Monday 16 September 2013

Calibrating the Model

Calibrating the Model
It was Kydland and Prescott (1982) who first demonstrated that a general
equilibrium real business cycle model, driven by exogenous technological
shocks, was capable of generating time series data that possessed the statistical
properties of US business cycles over the period 1950–79. However,
real business cycle theorists have not generally attempted to provide models
capable of conventional econometric testing but have instead tended to
focus on providing numerical examples of a more general theory of
fluctuations. In order to examine the quantitative implications of their mod
els, real business cycle theorists have developed a method known as ‘calibration’
or ‘computational experiments’. Cooley (1997) defines calibration
as ‘a strategy for finding numerical values for the parameters of artificial
economies’ and involves a ‘symbiotic relationship between theory and measurement’.
The calibration strategy consists of the following steps (see
Kydland and Prescott, 1982, 1991, 1996; Plosser, 1989; Backhouse, 1997b;
Abel and Bernanke, 2001):
1. Pose a question relating to a specific issue of concern, for example an
important policy issue such as ‘What is the quantitative nature of
fluctuations caused by technology shocks?’
2. Use a ‘well-tested’ theory, where ‘theory’ is interpreted as a specific set
of instructions about how to build the imitation economy.
3. Construct a model economy and select functional forms. Kydland and
Prescott (1982) utilize the basic stochastic neoclassical growth model as
the cornerstone of their model.
4. Provide specific algebraic forms of the functions used to represent production
and consumption decisions.
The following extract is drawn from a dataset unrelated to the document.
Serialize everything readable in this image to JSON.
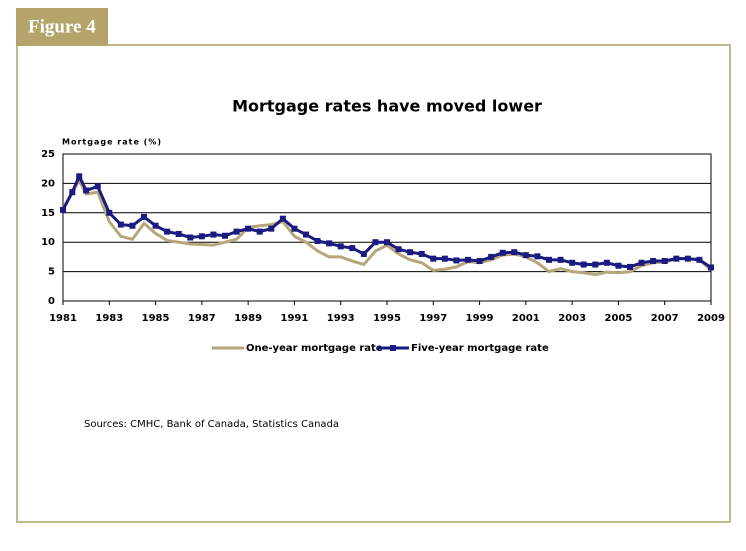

For example, a specific Cobb–Douglas
production function is used by Plosser (1989).
5. Calibrate the model economy using data from pre-existing microeconomic
studies and knowledge of the ‘stylized facts’. Where no information
exists select values for parameters so that the model is capable of mimicking
the real-world behaviour of variables.
6. The calibration exercise then involves simulating the effect of subjecting
the model to a series of random technology shocks using a computer.
7. The impact that these shocks have on the key macroeconomic variables
is then traced out so that the results can be compared with the actual
behaviour of the main macroeconomic time series.
8. Run the experiment and compare the equilibrium path of the model
economy with the behaviour of the actual economy. Use these types of
simulations to answer questions relating to the important issues initially
identified under (1).
In their seminal 1982 paper Kydland and Prescott use the neoclassical growth
model and follow the calibration/simulation procedure to see if the model can
explain aggregate fluctuations when the model economy is subject to technology
shocks. As Prescott (1986) recalls, ‘the finding that when uncertainty in
the rate of technological change is incorporated into the growth model it
displays business cycle phenomena was both dramatic and unanticipated’.
The simulations carried out by Kydland, Prescott and Plosser produced some
impressive results in that their models are able to mimic an actual economy
with respect to some important time series data. These simulations indicate
that a competitive economy hit by repeated technology shocks can exhibit the
kind of fluctuations that are actually observed.
On the negative side, one of the problems with calibration is that it currently
does not provide a method that allows one to judge between the
performance of real and other (for example Keynesian) business cycle models.
As Hoover (1995b) notes, ‘the calibration methodology, to date, lacks
any discipline as stern as that imposed by econometric methods … Above all,
it is not clear on what standards competing, but contradictory, models are to
be compared and adjudicated.’ Nevertheless calibration has provided an important
new contribution to the methodology of empirical macroeconomic
research. While initially the calibration methodology was focused on business
cycle research, more recently calibrated models have been used to
investigate issues in public finance, economic growth, industry, firm and
plant dynamics and questions related to the choice of economic policy (Cooley,
1997). For more detailed discussions and critiques of the calibration methodology
see Kydland and Prescott (1991, 1996); Summers (1991a); Quah (1995);
Hoover (1995b); Wickens (1995); Hansen and Heckman (1996); Sims (1996);
Cooley (1997); Hartley et al. (1998).